In our analysis, sex was not an important covariate for efavirenz PK. However, sex has been identified by previous studies as an important covariate for efavirenz clearance. Studies by Nyakutira et al. and Nemaura et al. indicated higher efavirenz clearance in males than females31,32, while a study by Dhoro et al. indicated the opposite43. Lamba et al. indicated higher CYP2B6 transcription and expression in hepatocytes obtained from human livers of females compared to male organ donors64. Therefore, to control for the possible confounding effect of sex in this analysis, a full covariate model building approach was taken, and we included sex as a covariate of clearance.

In this analysis, we did not control for week 16 albumin levels. Several studies have shown lower than normal albumin levels during chronic infection. Kuteesa et al. reported lower albumin levels in HIV/TB co-infected subjects than in HIV-only subjects before antiretroviral treatment (ART). However, after treatment, the albumin level increased, and the steady state rate of albumin production in both arms was comparable65. Based on these previous findings, albumin levels were not expected to differ between HIV-only and HIV-TB patients after 16 weeks of ART. Therefore, we did not consider the need to control for albumin levels in this analysis.
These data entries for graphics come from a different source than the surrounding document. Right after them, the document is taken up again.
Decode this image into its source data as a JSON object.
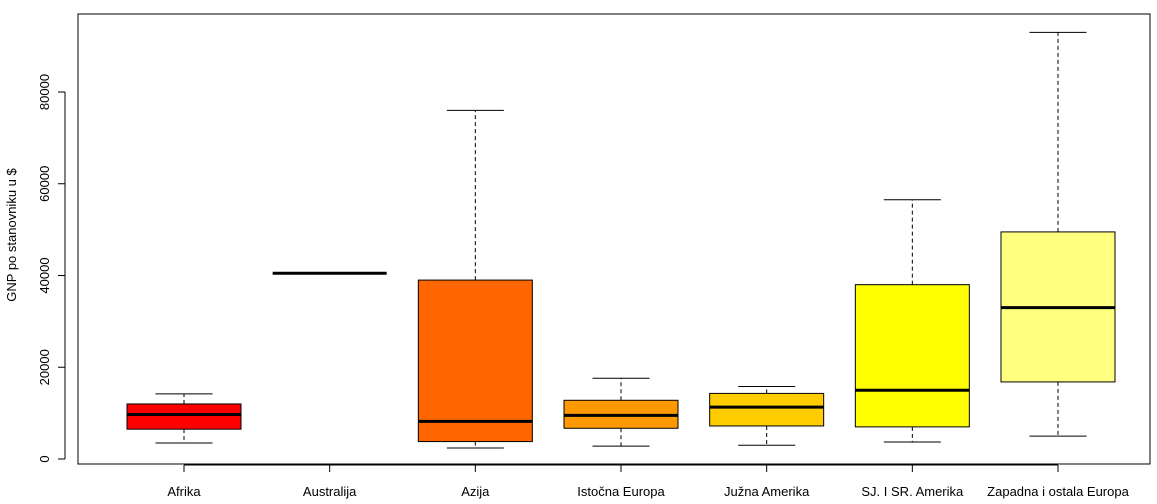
{
  "chart_data": {
    "type": "boxplot",
    "title": "",
    "xlabel": "",
    "ylabel": "GNP po stanovniku u $",
    "ylim": [
      -1000,
      97000
    ],
    "yticks": [
      0,
      20000,
      40000,
      60000,
      80000
    ],
    "grid": false,
    "legend": "none",
    "categories": [
      "Afrika",
      "Australija",
      "Azija",
      "Istočna Europa",
      "Južna Amerika",
      "SJ. I SR. Amerika",
      "Zapadna i ostala Europa"
    ],
    "boxes": [
      {
        "category": "Afrika",
        "whisker_low": 3500,
        "q1": 6500,
        "median": 9700,
        "q3": 12000,
        "whisker_high": 14200,
        "color": "#FF0000"
      },
      {
        "category": "Australija",
        "whisker_low": 40500,
        "q1": 40500,
        "median": 40500,
        "q3": 40500,
        "whisker_high": 40500,
        "color": "#FF2A00"
      },
      {
        "category": "Azija",
        "whisker_low": 2400,
        "q1": 3800,
        "median": 8200,
        "q3": 39000,
        "whisker_high": 76000,
        "color": "#FF6600"
      },
      {
        "category": "Istočna Europa",
        "whisker_low": 2800,
        "q1": 6700,
        "median": 9500,
        "q3": 12800,
        "whisker_high": 17600,
        "color": "#FF9900"
      },
      {
        "category": "Južna Amerika",
        "whisker_low": 3000,
        "q1": 7200,
        "median": 11300,
        "q3": 14300,
        "whisker_high": 15800,
        "color": "#FFCC00"
      },
      {
        "category": "SJ. I SR. Amerika",
        "whisker_low": 3700,
        "q1": 7000,
        "median": 15000,
        "q3": 38000,
        "whisker_high": 56500,
        "color": "#FFFF00"
      },
      {
        "category": "Zapadna i ostala Europa",
        "whisker_low": 5000,
        "q1": 16800,
        "median": 33000,
        "q3": 49500,
        "whisker_high": 93000,
        "color": "#FFFF80"
      }
    ]
  }
}
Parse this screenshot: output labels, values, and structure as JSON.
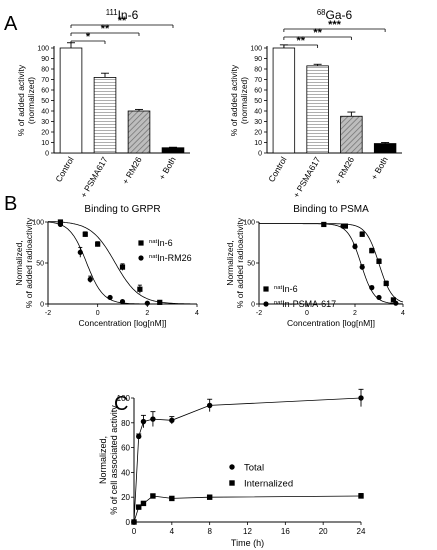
{
  "panels": {
    "A": "A",
    "B": "B",
    "C": "C"
  },
  "chart_data": [
    {
      "id": "A1",
      "type": "bar",
      "title_sup": "111",
      "title_main": "In-6",
      "ylabel_1": "% of added activity",
      "ylabel_2": "(normalized)",
      "ylim": [
        0,
        120
      ],
      "yticks": [
        0,
        10,
        20,
        30,
        40,
        50,
        60,
        70,
        80,
        90,
        100
      ],
      "categories": [
        "Control",
        "+ PSMA617",
        "+ RM26",
        "+ Both"
      ],
      "values": [
        100,
        72,
        40,
        5
      ],
      "errors": [
        5,
        4,
        1.5,
        0.5
      ],
      "fills": [
        "#ffffff",
        "hatch-h",
        "hatch-d",
        "#000000"
      ],
      "significance": [
        {
          "from": 0,
          "to": 1,
          "label": "*"
        },
        {
          "from": 0,
          "to": 2,
          "label": "**"
        },
        {
          "from": 0,
          "to": 3,
          "label": "**"
        }
      ]
    },
    {
      "id": "A2",
      "type": "bar",
      "title_sup": "68",
      "title_main": "Ga-6",
      "ylabel_1": "% of added activity",
      "ylabel_2": "(normalized)",
      "ylim": [
        0,
        120
      ],
      "yticks": [
        0,
        10,
        20,
        30,
        40,
        50,
        60,
        70,
        80,
        90,
        100
      ],
      "categories": [
        "Control",
        "+ PSMA617",
        "+ RM26",
        "+ Both"
      ],
      "values": [
        100,
        83,
        35,
        9
      ],
      "errors": [
        3,
        1.5,
        4,
        1
      ],
      "fills": [
        "#ffffff",
        "hatch-h",
        "hatch-d",
        "#000000"
      ],
      "significance": [
        {
          "from": 0,
          "to": 1,
          "label": "**"
        },
        {
          "from": 0,
          "to": 2,
          "label": "**"
        },
        {
          "from": 0,
          "to": 3,
          "label": "***"
        }
      ]
    },
    {
      "id": "B1",
      "type": "line",
      "title": "Binding to GRPR",
      "ylabel_1": "Normalized,",
      "ylabel_2": "% of added radioactivity",
      "xlabel": "Concentration [log[nM]]",
      "xlim": [
        -2,
        4
      ],
      "ylim": [
        0,
        100
      ],
      "xticks": [
        -2,
        0,
        2,
        4
      ],
      "yticks": [
        0,
        50,
        100
      ],
      "series": [
        {
          "sup": "nat",
          "name": "In-6",
          "marker": "square",
          "points": [
            [
              -1.5,
              100
            ],
            [
              -0.5,
              85
            ],
            [
              0,
              73
            ],
            [
              1,
              45
            ],
            [
              1.7,
              18
            ],
            [
              2.5,
              2
            ]
          ],
          "errors": [
            2,
            3,
            3,
            4,
            5,
            1
          ],
          "fit": {
            "top": 101,
            "bottom": 0,
            "ic50": 0.7,
            "slope": -0.9
          }
        },
        {
          "sup": "nat",
          "name": "In-RM26",
          "marker": "circle",
          "points": [
            [
              -1.5,
              97
            ],
            [
              -0.7,
              63
            ],
            [
              -0.3,
              30
            ],
            [
              0.5,
              8
            ],
            [
              1,
              3
            ],
            [
              2,
              1
            ]
          ],
          "errors": [
            2,
            6,
            4,
            1,
            1,
            1
          ],
          "fit": {
            "top": 101,
            "bottom": 0,
            "ic50": -0.45,
            "slope": -1.3
          }
        }
      ]
    },
    {
      "id": "B2",
      "type": "line",
      "title": "Binding to PSMA",
      "ylabel_1": "Normalized,",
      "ylabel_2": "% of added radioactivity",
      "xlabel": "Concentration [log[nM]]",
      "xlim": [
        -2,
        4
      ],
      "ylim": [
        0,
        100
      ],
      "xticks": [
        -2,
        0,
        2,
        4
      ],
      "yticks": [
        0,
        50,
        100
      ],
      "series": [
        {
          "sup": "nat",
          "name": "In-6",
          "marker": "square",
          "points": [
            [
              0.7,
              97
            ],
            [
              1.6,
              95
            ],
            [
              2.3,
              85
            ],
            [
              2.7,
              65
            ],
            [
              3,
              52
            ],
            [
              3.3,
              25
            ],
            [
              3.6,
              5
            ]
          ],
          "errors": [
            2,
            2,
            3,
            3,
            3,
            3,
            2
          ],
          "fit": {
            "top": 98,
            "bottom": 0,
            "ic50": 3.0,
            "slope": -1.6
          }
        },
        {
          "sup": "nat",
          "name": "In-PSMA-617",
          "marker": "circle",
          "points": [
            [
              1.5,
              95
            ],
            [
              2,
              70
            ],
            [
              2.3,
              45
            ],
            [
              2.7,
              20
            ],
            [
              3,
              8
            ],
            [
              3.7,
              1
            ]
          ],
          "errors": [
            2,
            3,
            3,
            2,
            1,
            1
          ],
          "fit": {
            "top": 98,
            "bottom": 0,
            "ic50": 2.25,
            "slope": -1.6
          }
        }
      ]
    },
    {
      "id": "C",
      "type": "line",
      "ylabel_1": "Normalized,",
      "ylabel_2": "% of cell associated activity",
      "xlabel": "Time (h)",
      "xlim": [
        0,
        24
      ],
      "ylim": [
        0,
        100
      ],
      "xticks": [
        0,
        4,
        8,
        12,
        16,
        20,
        24
      ],
      "yticks": [
        0,
        20,
        40,
        60,
        80,
        100
      ],
      "series": [
        {
          "name": "Total",
          "marker": "circle",
          "x": [
            0,
            0.5,
            1,
            2,
            4,
            8,
            24
          ],
          "y": [
            0,
            69,
            81,
            83,
            82,
            94,
            100
          ],
          "errors": [
            1,
            2,
            5,
            6,
            3,
            5,
            7
          ]
        },
        {
          "name": "Internalized",
          "marker": "square",
          "x": [
            0,
            0.5,
            1,
            2,
            4,
            8,
            24
          ],
          "y": [
            0,
            12,
            15,
            21,
            19,
            20,
            21
          ],
          "errors": [
            1,
            1,
            1,
            1,
            1,
            1,
            2
          ]
        }
      ]
    }
  ]
}
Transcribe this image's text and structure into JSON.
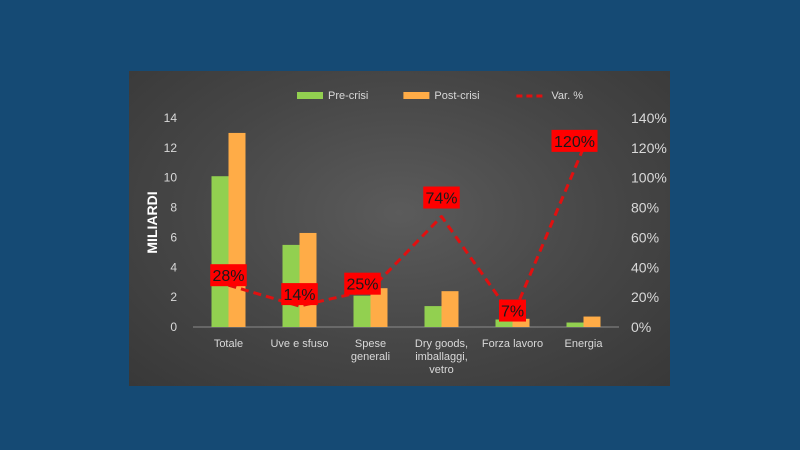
{
  "colors": {
    "background": "#154a74",
    "pre_crisi": "#92d050",
    "post_crisi": "#ffac47",
    "var_line": "#e01010",
    "label_box": "#ff0000",
    "axis_text": "#d9d9d9"
  },
  "chart_data": {
    "type": "bar",
    "categories": [
      [
        "Totale"
      ],
      [
        "Uve e sfuso"
      ],
      [
        "Spese",
        "generali"
      ],
      [
        "Dry goods,",
        "imballaggi,",
        "vetro"
      ],
      [
        "Forza lavoro"
      ],
      [
        "Energia"
      ]
    ],
    "series": [
      {
        "name": "Pre-crisi",
        "type": "bar",
        "axis": "left",
        "values": [
          10.1,
          5.5,
          2.1,
          1.4,
          0.5,
          0.3
        ]
      },
      {
        "name": "Post-crisi",
        "type": "bar",
        "axis": "left",
        "values": [
          13.0,
          6.3,
          2.6,
          2.4,
          0.55,
          0.7
        ]
      },
      {
        "name": "Var. %",
        "type": "line",
        "style": "dashed",
        "axis": "right",
        "values": [
          28,
          14,
          25,
          74,
          7,
          120
        ],
        "labels": [
          "28%",
          "14%",
          "25%",
          "74%",
          "7%",
          "120%"
        ]
      }
    ],
    "ylabel": "MILIARDI",
    "ylim": [
      0,
      14
    ],
    "yticks": [
      0,
      2,
      4,
      6,
      8,
      10,
      12,
      14
    ],
    "y2lim": [
      0,
      140
    ],
    "y2ticks": [
      "0%",
      "20%",
      "40%",
      "60%",
      "80%",
      "100%",
      "120%",
      "140%"
    ],
    "legend_position": "top",
    "grid": false
  }
}
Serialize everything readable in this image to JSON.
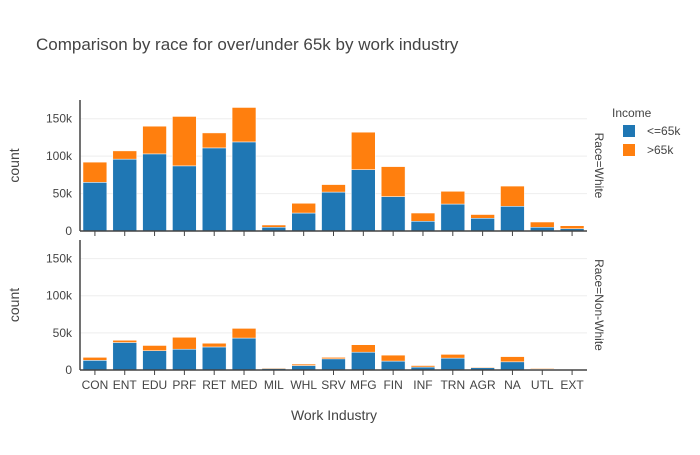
{
  "chart_data": {
    "type": "bar",
    "title": "Comparison by race for over/under 65k by work industry",
    "xlabel": "Work Industry",
    "ylabel": "count",
    "ylim": [
      0,
      175000
    ],
    "yticks": [
      {
        "value": 0,
        "label": "0"
      },
      {
        "value": 50000,
        "label": "50k"
      },
      {
        "value": 100000,
        "label": "100k"
      },
      {
        "value": 150000,
        "label": "150k"
      }
    ],
    "barmode": "stack",
    "legend": {
      "title": "Income",
      "position": "right"
    },
    "categories": [
      "CON",
      "ENT",
      "EDU",
      "PRF",
      "RET",
      "MED",
      "MIL",
      "WHL",
      "SRV",
      "MFG",
      "FIN",
      "INF",
      "TRN",
      "AGR",
      "NA",
      "UTL",
      "EXT"
    ],
    "series_meta": [
      {
        "name": "<=65k",
        "color": "#1f77b4"
      },
      {
        "name": ">65k",
        "color": "#ff7f0e"
      }
    ],
    "facets": [
      {
        "label": "Race=White",
        "series": [
          {
            "name": "<=65k",
            "values": [
              65000,
              96000,
              103000,
              87000,
              111000,
              119000,
              5000,
              24000,
              52000,
              82000,
              46000,
              13000,
              36000,
              17000,
              33000,
              5000,
              3000
            ]
          },
          {
            "name": ">65k",
            "values": [
              27000,
              11000,
              37000,
              66000,
              20000,
              46000,
              3000,
              13000,
              10000,
              50000,
              40000,
              11000,
              17000,
              5000,
              27000,
              7000,
              4000
            ]
          }
        ]
      },
      {
        "label": "Race=Non-White",
        "series": [
          {
            "name": "<=65k",
            "values": [
              13000,
              37000,
              26000,
              28000,
              31000,
              43000,
              2000,
              6000,
              15000,
              24000,
              12000,
              4000,
              16000,
              3000,
              11000,
              1000,
              1000
            ]
          },
          {
            "name": ">65k",
            "values": [
              4000,
              3000,
              7000,
              16000,
              5000,
              13000,
              1000,
              2000,
              2000,
              10000,
              8000,
              2000,
              5000,
              1000,
              7000,
              1000,
              0
            ]
          }
        ]
      }
    ]
  }
}
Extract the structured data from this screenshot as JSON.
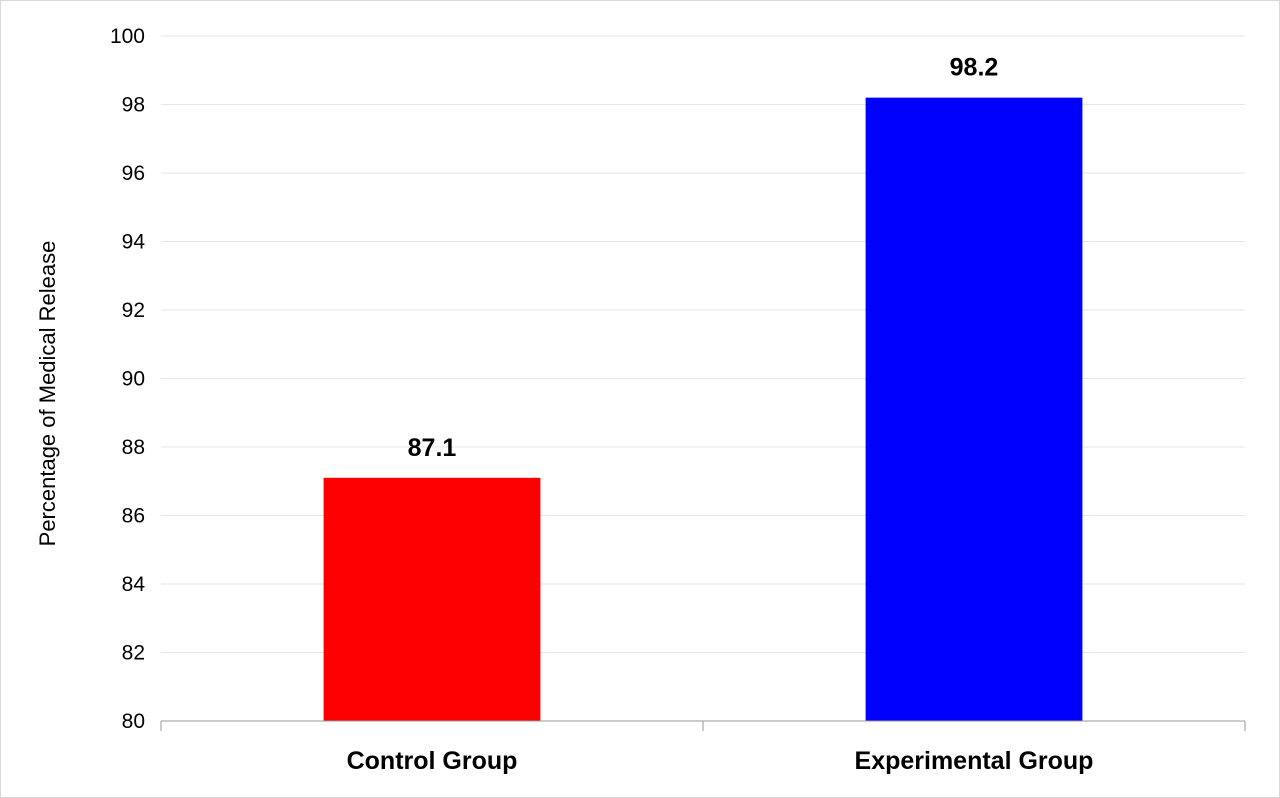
{
  "chart_data": {
    "type": "bar",
    "title": "",
    "xlabel": "",
    "ylabel": "Percentage of Medical Release",
    "categories": [
      "Control Group",
      "Experimental Group"
    ],
    "values": [
      87.1,
      98.2
    ],
    "data_labels": [
      "87.1",
      "98.2"
    ],
    "bar_colors": [
      "#ff0000",
      "#0000ff"
    ],
    "ylim": [
      80,
      100
    ],
    "yticks": [
      80,
      82,
      84,
      86,
      88,
      90,
      92,
      94,
      96,
      98,
      100
    ],
    "ytick_labels": [
      "80",
      "82",
      "84",
      "86",
      "88",
      "90",
      "92",
      "94",
      "96",
      "98",
      "100"
    ],
    "grid": true,
    "legend": "none"
  }
}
One of the limitations of our study was that the two treatment arms were not comparable in demographic, social and baseline clinical characteristics. This is because assignment to the treatment arms was by disease status (HIV versus HIV/TB coinfection) and matching of subjects by characteristics was not possible for ethical reasons. However, we tried to attenuate the effects of confounders by including all the reported covariates of efavirenz PK into the final efavirenz PK covariate model. Sex and weight were the only previously identified covariates whose data were available during the analysis. Therefore, efavirenz clearance was allometrically scaled by weight and sex and was included as a covariate of clearance. Another limitation was that genotype information was missing for approximately 35% of the recruited subjects. This limitation was controlled by using population mixture modeling to impute the genotype data based on the measured efavirenz concentration. Compared to sub-population 1 of the mixture model, ETA shrinkage for subpopulation 3 was high (Supplementary Table 2), reflecting a small deviation of individual parameters from the typical parameter value of the sub-population. This is expected because of the small number of subjects in this subpopulation. None of the subjects with missing CYP2B6*6 genotype data were identified in subpopulation 2, and therefore ETA shrinkage for this subpopulation was 100%.

In conclusion, CYP2B6*6 genetic polymorphism, but not rifampicin co-treatment, should be considered when adjusting for efavirenz dosage during both ART and anti-TB co-treatment. Furthermore, for planning CYP2B6 genotype-based dosing of efavirenz, the impact of the polymorphism on efavirenz exposure should be assessed after at least 16 weeks of efavirenz treatment to achieve complete autoinduction. However, considering the inter-individual variations in the effect of anti-TB co-treatment on efavirenz PK (rifampicin induction and isoniazid inhibition), it might be advisable to use therapeutic drug monitoring to initially adjust EFV doses.